Table 4. The average classification rate (\(\%\)) of all methods on seven datasets.

4.2 Comparison with Imbalanced Classification Methods

In this section, we compare WCCRC with the commonly used imbalanced classification methods including RUS [20], ADASYN [10], SMOTE [6], MWMOTE [1], WELM [27], SMOTEENN [2], and EasyEnsemble [20]. Tables 2 and 3 show the comparison results of WCCRC and the competing algorithms in terms of \(F-measure\) and \(G-mean\), respectively. The best experimental results are shown in bold. It can be seen that WCCRC shows the best recognition performance on five out of seven datasets. For the severely imbalanced dataset Ecoli, although WCCRC’s \(F-measure\) is slightly lower than other methods, its \(G-mean\) far exceeds the second best. Particularly, the accuracy of WCCRC on Wine and Newthyroid1 can reach 100\(\%\).
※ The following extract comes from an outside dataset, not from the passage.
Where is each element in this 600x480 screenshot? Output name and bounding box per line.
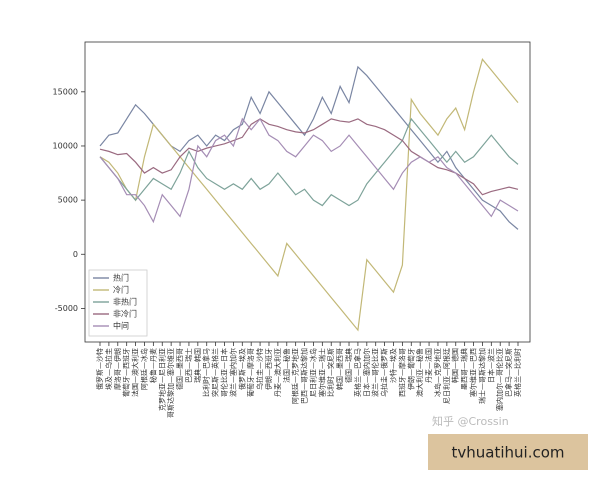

To comprehensively evaluate the classification performance of our method, we calculate the average classification rate of each method on all imbalanced datasets. The comparison results are reported in Table 4. We can find that two undersampling methods RUS and EasyEnsemble are relatively low. Four oversampling algorithms including SMOTE, WMMOTE, ADASYN, and SMOTEENN have a little improvement and obtain comparable classification performance. WELM performs better than the above sampling approaches. Obviously, WCCRC outperforms all compared methods with a high average recognition rate of \(91.12\%\). In summary, our method has great advantages in handling imbalanced classification issue.

5 Conclusion

This paper proposes a weighted competitive-collaborative representation based classifier for imbalanced classification. It solves the problem that CCRC cannot work well on imbalanced datasets. The key idea is to introduce an adaptive class weight learning scheme into the framework of CCRC. It gives greater weights to the minority classes so that the classification results are more fair to the minority classes. The proposed model is efficiently solved with a closed-form solution. Extensive experimental results on several imbalanced datasets verify the effectiveness of the proposed method. In the future, we will consider more efficient and effective weight learning approaches.